15      Par ce pourvoi, la VEB a fait valoir, notamment, que les circonstances de l’espèce sont comparables à celles des affaires ayant donné lieu aux arrêts du 28 janvier 2015, Kolassa (C–375/13, EU:C:2015:37), et du 12 septembre 2018, Löber (C–304/17, EU:C:2018:701), dans lesquels la Cour aurait jugé que la compétence des juridictions du lieu du domicile du demandeur était justifiée dans la mesure où le domicile du demandeur constituait effectivement le lieu de l’événement causal ou celui de la matérialisation du dommage. La VEB a soutenu que la dévalorisation des certificats était due non pas aux aléas des marchés financiers, mais à la fourniture par BP d’informations incorrectes, incomplètes et trompeuses concernant la marée noire, BP n’ayant ainsi pas respecté ses obligations légales d’information. En conséquence, les actionnaires auraient pris des décisions d’investissement qu’ils n’auraient pas adoptées si les faits avaient été présentés de manière correcte et complète. Dès que l’information exacte a été connue, la valeur de leurs actions aurait baissé, leur causant, de ce fait, un préjudice. Étant donné que les actions ou, du moins, les créances des actionnaires relatives à ces actions auraient été administrées (créditées et débitées) et se seraient trouvées sur un compte d’investissement détenu aux Pays-Bas ou sur un compte d’investissement d’une banque et/ou d’une entreprise d’investissement établie aux Pays-Bas, le préjudice consistant en la dévalorisation des actions à la suite du fait illicite de BP se serait manifestée directement aux Pays-Bas sur ce compte d’investissement. C’est pourquoi la VEB considère que les juridictions néerlandaises sont compétentes pour connaître de ses demandes. Cette compétence des juridictions néerlandaises ne requerrait aucune circonstance particulière ou supplémentaire.

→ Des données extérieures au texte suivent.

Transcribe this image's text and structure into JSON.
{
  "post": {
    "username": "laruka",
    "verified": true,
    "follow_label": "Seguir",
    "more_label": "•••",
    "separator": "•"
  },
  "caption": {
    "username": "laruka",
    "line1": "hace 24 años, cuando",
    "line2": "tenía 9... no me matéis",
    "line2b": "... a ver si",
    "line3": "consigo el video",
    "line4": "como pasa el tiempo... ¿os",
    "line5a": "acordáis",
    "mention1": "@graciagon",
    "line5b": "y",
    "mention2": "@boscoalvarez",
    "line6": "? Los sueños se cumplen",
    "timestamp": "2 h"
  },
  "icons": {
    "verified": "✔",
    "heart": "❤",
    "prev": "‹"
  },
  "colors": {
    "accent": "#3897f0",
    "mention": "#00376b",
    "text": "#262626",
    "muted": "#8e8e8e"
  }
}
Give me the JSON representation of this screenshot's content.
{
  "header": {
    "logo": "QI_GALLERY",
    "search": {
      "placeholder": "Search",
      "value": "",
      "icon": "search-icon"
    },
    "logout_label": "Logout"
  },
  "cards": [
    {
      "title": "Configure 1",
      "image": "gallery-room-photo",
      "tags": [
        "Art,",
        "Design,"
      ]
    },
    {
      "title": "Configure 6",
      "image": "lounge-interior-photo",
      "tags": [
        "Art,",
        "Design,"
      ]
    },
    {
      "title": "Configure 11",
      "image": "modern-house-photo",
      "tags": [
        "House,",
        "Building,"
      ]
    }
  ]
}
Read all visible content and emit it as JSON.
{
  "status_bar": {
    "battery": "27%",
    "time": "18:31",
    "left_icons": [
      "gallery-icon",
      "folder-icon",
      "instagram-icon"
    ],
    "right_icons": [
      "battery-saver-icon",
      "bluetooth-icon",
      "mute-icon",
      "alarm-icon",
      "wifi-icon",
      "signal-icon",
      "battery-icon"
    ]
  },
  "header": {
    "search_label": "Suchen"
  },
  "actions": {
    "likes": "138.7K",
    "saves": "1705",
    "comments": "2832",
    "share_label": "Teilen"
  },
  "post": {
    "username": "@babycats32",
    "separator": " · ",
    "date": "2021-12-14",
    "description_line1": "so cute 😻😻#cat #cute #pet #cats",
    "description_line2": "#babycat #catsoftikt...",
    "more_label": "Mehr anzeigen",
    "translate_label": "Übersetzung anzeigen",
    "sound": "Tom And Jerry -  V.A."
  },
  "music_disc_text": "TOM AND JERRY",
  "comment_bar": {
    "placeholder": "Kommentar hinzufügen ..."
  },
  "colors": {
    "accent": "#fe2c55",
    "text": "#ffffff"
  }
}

16      En défense, BP a entre autres soutenu que, dans l’arrêt du 28 janvier 2015, Kolassa (C–375/13, EU:C:2015:37), le simple fait que le dommage se soit produit directement sur un compte bancaire en Autriche n’était pas suffisant pour admettre la compétence des juridictions autrichiennes. Elle a exposé que la solution retenue dans cet arrêt était fondée sur des circonstances qui, prises dans leur ensemble, permettaient de reconnaître la compétence des juridictions du lieu de domicile du requérant. Un préjudice purement financier qui se matérialise directement sur le compte bancaire du demandeur ne saurait, à lui seul, être qualifié de point de rattachement pertinent, au titre de l’article 7, point 2, du règlement no 1215/2012, même en l’absence de risque que la partie lésée manipule a posteriori le lieu de matérialisation du dommage en choisissant d’ouvrir un compte bancaire dans l’État de son choix. En l’absence de circonstances supplémentaires, la juridiction du lieu où le compte bancaire est détenu ne serait donc pas compétente. Selon BP, ses arguments sont applicables indépendamment du caractère collectif ou individuel de la procédure qui est engagée.

17      Selon la juridiction de renvoi, les faits en cause dans les arrêts du 28 janvier 2015, Kolassa (C–375/13, EU:C:2015:37), et du 12 septembre 2018, Löber (C–304/17, EU:C:2018:701), et ceux du litige pendant devant elle sont similaires en ce que, dans ces trois affaires, des investisseurs ont subi un préjudice purement financière qui est survenue directement sur un compte bancaire ou sur un compte d’investissement, ce préjudice étant le résultat d’une baisse de la valeur des titres détenus sur ce compte bancaire ou sur ce compte d’investissement comme actifs.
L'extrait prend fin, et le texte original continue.